One such review reads:
Opener Nomatterday is a multi-sectioned track that sounds like post-punk by a band who arrived late to that genre's pier. However, it does land on some compelling passages and is a promising introduction to an album that regularly runs out of steam. It's difficult to touch on these and future criticisms without first pointing out the unfortunate and potentially triggering ageism inherent in this type of cultural criticism. A group, even one as consistently professional as Pixies, will always be held up to younger versions of themselves, to purple patches in their career that bloomed from the high-performance levels occasioned by the advantaged position of young adults in the entertainment industry.

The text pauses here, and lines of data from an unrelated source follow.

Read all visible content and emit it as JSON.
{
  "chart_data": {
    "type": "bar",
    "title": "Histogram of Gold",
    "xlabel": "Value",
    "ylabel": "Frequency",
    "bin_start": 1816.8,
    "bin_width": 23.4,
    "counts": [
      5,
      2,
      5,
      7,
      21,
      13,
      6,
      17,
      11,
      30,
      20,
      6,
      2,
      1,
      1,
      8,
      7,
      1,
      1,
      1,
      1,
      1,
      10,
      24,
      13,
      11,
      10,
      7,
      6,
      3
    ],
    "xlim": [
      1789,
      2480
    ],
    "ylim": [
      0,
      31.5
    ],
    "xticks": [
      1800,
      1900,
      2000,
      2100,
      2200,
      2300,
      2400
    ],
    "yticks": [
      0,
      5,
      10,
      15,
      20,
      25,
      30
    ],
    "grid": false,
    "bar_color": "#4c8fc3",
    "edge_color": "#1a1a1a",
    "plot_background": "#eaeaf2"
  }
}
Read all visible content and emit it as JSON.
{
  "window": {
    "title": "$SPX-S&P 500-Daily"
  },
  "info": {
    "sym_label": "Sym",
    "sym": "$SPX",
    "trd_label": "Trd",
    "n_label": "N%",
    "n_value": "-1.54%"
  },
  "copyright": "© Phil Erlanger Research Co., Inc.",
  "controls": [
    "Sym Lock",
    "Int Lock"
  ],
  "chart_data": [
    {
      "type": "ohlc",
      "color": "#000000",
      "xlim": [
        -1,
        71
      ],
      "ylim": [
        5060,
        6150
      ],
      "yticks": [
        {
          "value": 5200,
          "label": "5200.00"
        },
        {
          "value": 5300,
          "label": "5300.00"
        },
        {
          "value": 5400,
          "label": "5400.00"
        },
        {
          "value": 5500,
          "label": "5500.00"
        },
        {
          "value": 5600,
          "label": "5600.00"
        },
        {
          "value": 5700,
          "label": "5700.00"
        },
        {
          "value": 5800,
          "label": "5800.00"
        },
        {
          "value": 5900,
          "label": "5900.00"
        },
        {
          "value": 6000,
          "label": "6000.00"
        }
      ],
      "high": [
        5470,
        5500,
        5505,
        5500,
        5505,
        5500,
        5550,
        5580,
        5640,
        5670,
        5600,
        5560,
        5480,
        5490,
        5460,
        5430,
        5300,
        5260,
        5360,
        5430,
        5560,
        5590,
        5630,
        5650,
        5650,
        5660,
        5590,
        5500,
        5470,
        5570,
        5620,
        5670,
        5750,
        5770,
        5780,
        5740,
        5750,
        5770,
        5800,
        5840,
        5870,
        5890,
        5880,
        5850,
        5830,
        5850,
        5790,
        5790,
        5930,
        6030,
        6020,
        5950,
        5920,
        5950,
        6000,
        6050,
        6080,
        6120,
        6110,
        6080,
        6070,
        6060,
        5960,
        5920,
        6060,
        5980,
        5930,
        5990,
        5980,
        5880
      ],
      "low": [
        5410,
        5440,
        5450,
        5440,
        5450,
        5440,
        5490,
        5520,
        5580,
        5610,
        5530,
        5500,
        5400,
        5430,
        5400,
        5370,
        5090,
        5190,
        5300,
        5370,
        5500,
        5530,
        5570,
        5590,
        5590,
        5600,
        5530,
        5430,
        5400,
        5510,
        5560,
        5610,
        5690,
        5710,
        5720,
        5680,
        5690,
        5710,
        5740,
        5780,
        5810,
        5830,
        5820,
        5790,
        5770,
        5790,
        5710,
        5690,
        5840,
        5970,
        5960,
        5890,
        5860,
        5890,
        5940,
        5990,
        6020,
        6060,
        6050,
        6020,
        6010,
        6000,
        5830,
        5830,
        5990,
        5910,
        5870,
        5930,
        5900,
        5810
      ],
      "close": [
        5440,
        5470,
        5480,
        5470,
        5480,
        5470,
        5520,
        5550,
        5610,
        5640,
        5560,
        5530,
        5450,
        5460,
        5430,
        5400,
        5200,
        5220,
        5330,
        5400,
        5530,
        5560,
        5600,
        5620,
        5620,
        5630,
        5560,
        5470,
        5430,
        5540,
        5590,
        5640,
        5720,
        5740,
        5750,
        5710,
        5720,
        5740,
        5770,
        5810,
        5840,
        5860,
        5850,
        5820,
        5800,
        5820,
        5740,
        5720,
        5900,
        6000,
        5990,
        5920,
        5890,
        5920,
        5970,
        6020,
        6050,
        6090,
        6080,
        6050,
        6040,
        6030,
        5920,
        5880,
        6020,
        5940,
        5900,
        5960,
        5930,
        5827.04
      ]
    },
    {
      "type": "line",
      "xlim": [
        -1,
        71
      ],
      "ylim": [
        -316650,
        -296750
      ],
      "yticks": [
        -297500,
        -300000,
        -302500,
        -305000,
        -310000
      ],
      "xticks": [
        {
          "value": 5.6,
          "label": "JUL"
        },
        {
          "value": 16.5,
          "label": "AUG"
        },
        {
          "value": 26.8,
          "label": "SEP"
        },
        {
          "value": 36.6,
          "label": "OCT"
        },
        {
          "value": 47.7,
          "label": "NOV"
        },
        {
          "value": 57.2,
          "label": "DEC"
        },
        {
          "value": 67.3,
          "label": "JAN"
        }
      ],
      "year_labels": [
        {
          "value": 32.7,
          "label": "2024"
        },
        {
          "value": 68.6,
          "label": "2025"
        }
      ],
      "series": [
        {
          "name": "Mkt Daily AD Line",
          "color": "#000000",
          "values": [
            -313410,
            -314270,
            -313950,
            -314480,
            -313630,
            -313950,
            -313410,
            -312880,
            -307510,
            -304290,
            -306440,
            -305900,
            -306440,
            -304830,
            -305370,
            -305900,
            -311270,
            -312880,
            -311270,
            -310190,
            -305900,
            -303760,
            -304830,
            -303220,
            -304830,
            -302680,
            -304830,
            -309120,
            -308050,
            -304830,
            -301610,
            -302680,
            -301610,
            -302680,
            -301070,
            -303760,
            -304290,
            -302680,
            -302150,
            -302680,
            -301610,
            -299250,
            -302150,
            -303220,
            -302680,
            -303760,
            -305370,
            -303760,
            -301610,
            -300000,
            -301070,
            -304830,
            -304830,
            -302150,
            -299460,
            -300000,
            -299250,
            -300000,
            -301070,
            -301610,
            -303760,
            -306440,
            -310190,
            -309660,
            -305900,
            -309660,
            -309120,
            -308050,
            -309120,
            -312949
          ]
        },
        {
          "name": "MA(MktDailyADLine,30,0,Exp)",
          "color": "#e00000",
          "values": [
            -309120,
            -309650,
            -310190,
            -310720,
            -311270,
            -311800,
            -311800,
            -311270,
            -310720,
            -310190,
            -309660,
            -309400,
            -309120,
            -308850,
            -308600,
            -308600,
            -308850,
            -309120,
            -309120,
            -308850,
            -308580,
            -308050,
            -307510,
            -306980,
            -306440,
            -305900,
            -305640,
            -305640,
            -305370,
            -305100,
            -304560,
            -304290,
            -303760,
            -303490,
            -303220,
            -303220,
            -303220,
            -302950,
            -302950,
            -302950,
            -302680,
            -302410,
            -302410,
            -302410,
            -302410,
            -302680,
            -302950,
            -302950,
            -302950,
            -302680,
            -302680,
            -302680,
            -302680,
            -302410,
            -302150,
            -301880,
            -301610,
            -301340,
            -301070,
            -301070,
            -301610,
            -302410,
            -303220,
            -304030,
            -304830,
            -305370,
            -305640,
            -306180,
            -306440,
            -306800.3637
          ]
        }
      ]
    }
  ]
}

Ugh. I guess I'm not the only one who struggled for something to say, but it's all bollocks. Stick the record on the turntable and close inspection, or not even particularly close inspection will reveal that it rocks, and it rocks at least as much as the Pixies have ever rocked.
It's that simple.
It sounds a little like the other records in that it sounds like the Pixies, and I realise it's boooooooring how they didn't add bagpipes or fill the first side with twenty minutes of musique concrete recorded at the bingo in an old folks home, conservative hacks that they are; but it doesn't matter because it rocks. True, there's no Monkey Gone to Heaven here, which is because that's on one of the other albums, and it has plenty of great tracks which are only on this album, and which rock. I really can't overemphasise that last point.
Sure, you get what you usually get with the Pixies - folksy tales of the weird and wonderful with arresting imagery, a faint hint of the Latin, big screen sunsets, screwy time signatures and nothing quite so predictable as to feel like it's going through the motions. If you wanted something else you probably should have bought a different record. If you bought this one, stick it on, crank it up, and rock the fuck out. It's not difficult to understand.
*: I use these three to invoke the general idea of new bands with fucking stupid names championed by beardy arseholes on the grounds of their being new, although I'm well aware they're probably considered old school by now, each churning out comeback albums, and I'm so out of touch that it's embarrassing; not that I care.